Pode ainda se conservar sujeito consciente, mas de direito poderia ser um autômato. É neste sentido que o aparecimento da maquinaria, expulsando o trabalhador de seu papel tecnológico privilegiado, desvenda a verdade inumana do trabalho: é o autômato e não o homem que se situa no centro da produção. Mesmo que, no imediato, o maquinismo torne o homem escravo do autômato, revela ao menos que o destino essencial do homem não é de exercer um funcionamento.

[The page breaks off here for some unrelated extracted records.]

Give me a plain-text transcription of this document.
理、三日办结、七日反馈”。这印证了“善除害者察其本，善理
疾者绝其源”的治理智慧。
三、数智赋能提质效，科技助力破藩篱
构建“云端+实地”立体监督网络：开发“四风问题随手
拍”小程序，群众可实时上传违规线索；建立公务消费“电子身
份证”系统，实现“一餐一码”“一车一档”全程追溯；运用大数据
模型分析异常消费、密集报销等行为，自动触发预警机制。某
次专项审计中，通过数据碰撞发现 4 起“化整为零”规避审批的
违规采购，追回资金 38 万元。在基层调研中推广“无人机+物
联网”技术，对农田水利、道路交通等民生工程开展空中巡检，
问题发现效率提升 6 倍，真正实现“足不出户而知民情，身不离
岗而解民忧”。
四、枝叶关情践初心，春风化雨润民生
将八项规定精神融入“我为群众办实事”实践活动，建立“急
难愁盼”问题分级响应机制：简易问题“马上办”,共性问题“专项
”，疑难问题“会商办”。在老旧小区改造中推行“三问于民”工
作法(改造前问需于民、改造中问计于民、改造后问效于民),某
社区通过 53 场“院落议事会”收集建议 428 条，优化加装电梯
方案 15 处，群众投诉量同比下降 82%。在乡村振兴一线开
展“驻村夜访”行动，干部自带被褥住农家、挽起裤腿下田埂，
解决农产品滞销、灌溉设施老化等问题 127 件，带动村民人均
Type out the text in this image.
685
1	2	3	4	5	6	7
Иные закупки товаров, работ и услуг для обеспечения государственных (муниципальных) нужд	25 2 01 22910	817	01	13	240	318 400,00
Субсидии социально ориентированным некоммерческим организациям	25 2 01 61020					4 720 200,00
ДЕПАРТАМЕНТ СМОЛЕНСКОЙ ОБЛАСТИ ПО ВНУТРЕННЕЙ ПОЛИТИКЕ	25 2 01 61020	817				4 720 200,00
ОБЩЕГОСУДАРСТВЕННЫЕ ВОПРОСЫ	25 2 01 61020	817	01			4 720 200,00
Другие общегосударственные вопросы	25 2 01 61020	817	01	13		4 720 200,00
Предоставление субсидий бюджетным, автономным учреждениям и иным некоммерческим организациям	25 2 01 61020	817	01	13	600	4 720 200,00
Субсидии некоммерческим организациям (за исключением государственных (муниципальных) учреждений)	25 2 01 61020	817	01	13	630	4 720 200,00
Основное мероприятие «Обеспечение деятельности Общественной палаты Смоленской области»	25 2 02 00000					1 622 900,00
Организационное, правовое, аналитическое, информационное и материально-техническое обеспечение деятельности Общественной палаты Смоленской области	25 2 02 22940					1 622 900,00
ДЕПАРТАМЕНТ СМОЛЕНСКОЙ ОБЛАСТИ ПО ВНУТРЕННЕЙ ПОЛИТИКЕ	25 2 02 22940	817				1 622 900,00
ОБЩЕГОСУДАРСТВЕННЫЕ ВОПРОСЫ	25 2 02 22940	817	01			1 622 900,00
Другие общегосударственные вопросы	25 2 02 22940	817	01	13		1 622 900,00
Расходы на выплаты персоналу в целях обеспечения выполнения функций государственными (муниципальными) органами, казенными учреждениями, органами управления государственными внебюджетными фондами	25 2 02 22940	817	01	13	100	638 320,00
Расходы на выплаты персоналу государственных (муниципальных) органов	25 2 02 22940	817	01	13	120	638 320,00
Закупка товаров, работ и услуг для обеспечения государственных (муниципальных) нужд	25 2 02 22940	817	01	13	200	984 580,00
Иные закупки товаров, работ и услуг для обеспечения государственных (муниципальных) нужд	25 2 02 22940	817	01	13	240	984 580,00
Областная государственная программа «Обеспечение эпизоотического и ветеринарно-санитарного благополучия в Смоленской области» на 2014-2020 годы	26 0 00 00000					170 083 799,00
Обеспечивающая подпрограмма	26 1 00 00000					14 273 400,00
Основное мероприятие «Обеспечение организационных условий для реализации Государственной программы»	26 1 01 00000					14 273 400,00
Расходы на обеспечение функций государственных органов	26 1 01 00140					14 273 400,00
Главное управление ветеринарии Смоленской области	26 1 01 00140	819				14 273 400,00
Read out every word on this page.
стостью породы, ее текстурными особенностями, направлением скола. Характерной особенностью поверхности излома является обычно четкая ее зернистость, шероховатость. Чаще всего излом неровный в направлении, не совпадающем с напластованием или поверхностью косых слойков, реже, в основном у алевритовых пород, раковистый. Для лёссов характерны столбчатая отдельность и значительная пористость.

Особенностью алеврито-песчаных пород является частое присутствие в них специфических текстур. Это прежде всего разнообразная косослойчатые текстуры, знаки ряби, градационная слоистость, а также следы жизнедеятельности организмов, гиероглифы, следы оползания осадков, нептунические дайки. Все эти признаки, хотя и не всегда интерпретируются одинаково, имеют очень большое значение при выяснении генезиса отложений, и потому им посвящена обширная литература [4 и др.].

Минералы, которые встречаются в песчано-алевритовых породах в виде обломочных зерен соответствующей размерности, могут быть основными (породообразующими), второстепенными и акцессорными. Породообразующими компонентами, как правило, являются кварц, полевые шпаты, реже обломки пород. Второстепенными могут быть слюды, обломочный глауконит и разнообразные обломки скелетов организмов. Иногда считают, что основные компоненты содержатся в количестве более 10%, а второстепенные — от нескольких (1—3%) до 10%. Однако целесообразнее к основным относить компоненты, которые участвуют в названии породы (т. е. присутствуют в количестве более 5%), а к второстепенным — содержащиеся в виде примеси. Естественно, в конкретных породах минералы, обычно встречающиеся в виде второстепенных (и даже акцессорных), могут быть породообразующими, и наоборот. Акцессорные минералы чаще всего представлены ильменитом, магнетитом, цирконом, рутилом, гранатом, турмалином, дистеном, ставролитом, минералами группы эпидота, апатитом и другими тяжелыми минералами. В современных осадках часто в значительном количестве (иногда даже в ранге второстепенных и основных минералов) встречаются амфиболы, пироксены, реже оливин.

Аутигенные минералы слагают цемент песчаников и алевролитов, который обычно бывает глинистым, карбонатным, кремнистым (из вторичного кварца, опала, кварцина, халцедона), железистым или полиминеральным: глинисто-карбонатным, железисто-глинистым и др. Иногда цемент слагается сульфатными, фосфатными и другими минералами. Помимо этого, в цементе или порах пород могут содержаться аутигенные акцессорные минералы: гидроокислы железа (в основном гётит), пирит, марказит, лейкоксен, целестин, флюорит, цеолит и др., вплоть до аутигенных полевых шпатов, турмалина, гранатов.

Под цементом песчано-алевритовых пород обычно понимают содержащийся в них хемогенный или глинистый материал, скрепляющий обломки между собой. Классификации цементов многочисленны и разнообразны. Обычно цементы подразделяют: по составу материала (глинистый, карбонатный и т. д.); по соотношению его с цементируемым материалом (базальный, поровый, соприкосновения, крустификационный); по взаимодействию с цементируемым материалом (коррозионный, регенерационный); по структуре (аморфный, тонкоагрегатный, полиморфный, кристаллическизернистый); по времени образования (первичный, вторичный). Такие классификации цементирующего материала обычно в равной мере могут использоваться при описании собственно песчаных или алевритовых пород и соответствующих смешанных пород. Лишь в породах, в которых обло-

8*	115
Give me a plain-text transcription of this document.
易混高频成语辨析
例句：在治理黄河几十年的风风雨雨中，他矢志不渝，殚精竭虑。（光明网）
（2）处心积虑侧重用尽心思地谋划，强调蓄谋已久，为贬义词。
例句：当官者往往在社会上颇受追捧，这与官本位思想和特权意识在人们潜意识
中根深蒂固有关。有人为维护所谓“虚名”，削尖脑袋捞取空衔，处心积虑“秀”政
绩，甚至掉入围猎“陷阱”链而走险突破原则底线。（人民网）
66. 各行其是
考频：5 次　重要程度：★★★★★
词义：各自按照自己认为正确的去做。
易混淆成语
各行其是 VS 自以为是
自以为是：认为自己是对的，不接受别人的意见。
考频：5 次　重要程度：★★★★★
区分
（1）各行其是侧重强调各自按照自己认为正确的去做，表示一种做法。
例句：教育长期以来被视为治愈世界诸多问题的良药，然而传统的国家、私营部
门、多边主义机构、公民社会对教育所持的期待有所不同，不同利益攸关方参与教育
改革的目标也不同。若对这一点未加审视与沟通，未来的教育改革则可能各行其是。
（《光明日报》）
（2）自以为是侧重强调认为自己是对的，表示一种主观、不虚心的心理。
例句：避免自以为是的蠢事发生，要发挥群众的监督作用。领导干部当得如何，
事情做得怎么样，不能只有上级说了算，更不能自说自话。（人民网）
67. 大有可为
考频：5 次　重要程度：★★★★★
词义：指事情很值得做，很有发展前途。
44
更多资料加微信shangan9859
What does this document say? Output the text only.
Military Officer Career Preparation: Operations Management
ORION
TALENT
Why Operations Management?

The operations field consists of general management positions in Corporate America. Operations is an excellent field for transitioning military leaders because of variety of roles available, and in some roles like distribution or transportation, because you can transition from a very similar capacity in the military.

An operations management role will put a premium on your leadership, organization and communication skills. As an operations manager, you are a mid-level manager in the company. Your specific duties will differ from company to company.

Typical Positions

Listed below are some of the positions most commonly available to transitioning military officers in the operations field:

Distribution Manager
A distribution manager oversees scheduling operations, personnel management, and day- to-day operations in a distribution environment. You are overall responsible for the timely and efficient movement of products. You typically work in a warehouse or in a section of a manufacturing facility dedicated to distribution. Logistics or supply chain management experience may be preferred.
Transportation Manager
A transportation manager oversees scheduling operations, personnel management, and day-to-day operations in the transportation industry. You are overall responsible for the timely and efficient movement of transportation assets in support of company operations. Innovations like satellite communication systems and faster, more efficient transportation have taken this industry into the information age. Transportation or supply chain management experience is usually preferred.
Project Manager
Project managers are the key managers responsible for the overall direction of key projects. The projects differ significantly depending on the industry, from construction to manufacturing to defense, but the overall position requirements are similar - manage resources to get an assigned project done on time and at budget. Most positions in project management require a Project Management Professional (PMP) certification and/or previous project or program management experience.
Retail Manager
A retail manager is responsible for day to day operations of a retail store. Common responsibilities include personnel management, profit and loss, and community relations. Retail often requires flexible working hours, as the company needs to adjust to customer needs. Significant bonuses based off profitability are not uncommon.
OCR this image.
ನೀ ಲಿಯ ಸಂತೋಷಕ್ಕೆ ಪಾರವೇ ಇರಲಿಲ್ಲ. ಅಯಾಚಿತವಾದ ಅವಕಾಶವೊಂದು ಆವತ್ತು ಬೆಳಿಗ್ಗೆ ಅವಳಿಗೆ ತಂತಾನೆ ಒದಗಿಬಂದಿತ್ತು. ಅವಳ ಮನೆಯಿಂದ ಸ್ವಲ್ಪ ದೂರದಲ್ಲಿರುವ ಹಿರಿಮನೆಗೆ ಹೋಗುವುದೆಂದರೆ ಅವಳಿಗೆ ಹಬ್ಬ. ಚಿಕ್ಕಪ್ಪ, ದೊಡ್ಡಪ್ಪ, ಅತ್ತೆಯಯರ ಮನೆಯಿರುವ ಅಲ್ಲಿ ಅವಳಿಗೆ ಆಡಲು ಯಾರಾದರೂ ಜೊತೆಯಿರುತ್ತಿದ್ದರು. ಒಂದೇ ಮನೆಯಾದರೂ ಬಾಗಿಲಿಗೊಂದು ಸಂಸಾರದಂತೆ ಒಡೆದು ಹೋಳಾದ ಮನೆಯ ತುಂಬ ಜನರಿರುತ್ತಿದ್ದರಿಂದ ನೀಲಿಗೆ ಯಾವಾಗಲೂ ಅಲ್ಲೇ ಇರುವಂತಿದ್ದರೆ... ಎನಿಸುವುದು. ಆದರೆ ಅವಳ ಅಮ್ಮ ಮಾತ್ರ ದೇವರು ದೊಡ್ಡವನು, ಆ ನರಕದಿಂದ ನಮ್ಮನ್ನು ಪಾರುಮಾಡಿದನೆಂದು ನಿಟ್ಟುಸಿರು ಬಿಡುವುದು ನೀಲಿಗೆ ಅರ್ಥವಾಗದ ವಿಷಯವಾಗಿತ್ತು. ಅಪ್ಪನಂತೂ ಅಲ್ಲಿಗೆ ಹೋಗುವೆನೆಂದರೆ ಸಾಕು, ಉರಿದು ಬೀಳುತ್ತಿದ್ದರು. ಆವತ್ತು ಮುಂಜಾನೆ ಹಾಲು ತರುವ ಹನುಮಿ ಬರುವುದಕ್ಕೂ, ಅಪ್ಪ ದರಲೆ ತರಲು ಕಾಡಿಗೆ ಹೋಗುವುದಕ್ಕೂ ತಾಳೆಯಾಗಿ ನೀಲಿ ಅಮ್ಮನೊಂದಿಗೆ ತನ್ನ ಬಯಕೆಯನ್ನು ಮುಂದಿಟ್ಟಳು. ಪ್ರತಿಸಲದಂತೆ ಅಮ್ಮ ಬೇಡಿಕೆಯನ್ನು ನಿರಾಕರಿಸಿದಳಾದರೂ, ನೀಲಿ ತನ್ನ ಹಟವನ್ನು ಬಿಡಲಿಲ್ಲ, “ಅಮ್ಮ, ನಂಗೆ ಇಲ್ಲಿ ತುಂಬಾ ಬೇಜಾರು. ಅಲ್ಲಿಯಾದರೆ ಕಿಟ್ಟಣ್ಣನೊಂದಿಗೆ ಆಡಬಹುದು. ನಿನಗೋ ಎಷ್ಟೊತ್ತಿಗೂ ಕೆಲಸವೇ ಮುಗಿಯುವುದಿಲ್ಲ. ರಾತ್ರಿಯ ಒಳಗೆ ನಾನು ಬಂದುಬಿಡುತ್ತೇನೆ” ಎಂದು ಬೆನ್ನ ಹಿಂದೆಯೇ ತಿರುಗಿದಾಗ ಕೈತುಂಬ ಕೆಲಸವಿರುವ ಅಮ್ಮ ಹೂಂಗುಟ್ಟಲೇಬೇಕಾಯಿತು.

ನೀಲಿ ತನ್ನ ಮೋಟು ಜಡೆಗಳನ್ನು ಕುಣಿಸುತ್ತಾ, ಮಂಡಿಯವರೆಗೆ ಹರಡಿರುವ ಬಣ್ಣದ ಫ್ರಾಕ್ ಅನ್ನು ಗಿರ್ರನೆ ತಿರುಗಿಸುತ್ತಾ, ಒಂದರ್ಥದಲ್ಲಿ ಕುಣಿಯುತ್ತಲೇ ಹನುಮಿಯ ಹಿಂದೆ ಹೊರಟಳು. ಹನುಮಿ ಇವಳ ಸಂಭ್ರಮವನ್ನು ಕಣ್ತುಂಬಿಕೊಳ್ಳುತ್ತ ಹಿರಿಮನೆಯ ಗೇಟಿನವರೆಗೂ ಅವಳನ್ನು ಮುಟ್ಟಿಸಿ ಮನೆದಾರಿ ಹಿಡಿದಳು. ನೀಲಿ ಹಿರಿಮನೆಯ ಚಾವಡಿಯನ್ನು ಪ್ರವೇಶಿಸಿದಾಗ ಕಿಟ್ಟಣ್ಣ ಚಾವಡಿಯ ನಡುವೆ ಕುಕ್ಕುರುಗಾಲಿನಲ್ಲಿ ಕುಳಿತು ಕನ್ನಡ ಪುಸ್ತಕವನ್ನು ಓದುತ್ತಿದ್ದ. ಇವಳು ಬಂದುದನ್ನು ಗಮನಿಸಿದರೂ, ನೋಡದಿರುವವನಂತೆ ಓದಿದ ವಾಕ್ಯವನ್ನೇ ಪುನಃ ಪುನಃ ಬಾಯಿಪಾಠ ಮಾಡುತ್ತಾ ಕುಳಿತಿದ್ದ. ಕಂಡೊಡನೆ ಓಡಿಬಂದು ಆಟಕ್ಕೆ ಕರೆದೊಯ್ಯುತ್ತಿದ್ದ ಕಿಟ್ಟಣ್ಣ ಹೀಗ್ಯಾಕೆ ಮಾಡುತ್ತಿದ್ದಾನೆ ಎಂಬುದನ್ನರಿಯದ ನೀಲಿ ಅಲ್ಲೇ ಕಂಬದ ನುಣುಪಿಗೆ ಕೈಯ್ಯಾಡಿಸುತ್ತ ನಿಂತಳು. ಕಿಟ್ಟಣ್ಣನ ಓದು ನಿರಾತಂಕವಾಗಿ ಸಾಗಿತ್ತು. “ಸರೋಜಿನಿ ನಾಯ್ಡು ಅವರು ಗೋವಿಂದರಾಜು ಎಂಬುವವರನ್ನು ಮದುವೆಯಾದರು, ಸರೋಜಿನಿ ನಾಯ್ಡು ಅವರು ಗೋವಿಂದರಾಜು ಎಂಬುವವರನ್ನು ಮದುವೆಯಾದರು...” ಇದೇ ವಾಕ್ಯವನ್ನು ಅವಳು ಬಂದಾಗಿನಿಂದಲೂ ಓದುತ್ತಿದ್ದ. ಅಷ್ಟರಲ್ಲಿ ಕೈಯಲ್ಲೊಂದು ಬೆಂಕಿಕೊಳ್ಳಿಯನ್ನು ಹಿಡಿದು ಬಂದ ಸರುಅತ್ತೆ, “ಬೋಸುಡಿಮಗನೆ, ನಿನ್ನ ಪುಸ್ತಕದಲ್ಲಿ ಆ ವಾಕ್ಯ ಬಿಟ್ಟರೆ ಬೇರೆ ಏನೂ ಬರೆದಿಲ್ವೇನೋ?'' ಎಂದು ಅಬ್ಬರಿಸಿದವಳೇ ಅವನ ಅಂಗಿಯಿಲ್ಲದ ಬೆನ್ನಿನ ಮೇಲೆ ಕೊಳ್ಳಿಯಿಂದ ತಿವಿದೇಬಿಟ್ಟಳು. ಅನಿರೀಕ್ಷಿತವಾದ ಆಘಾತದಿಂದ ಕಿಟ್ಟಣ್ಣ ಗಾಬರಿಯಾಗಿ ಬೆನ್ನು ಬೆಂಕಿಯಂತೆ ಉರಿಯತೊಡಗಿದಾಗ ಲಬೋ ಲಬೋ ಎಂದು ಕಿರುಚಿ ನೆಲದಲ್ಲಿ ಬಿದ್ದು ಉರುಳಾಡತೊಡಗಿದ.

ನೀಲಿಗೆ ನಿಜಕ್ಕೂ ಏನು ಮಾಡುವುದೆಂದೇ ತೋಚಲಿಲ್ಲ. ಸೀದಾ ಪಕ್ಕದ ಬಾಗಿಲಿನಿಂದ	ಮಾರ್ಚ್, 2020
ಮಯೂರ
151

Descrever o trabalho como uma categoria existencial, separada de todo contexto econômico e tecnológico preciso, permite-nos talvez forjar uma “ideologia” mas nunca uma sociologia séria.[lxiii] Não percebemos bem em que a glorificação do “homo faber” é útil, percebemos todavia claramente ser indispensável uma pesquisa a respeito da adaptação do operário brasileiro à empresa capitalista. Não percebemos bem o que se ganha ao representar a condição do operário como uma situação existencial quase incomunicável,[lxiv] mas compreendemos a utilidade do estudo das condições de vida do trabalhador agrícola do Ceará. A ciência distingue onde a ideologia confunde. Aquela permite um trabalho eficaz de agitação, esta nada mais faz do que promover uma utopia de contornos incertos.[lxv]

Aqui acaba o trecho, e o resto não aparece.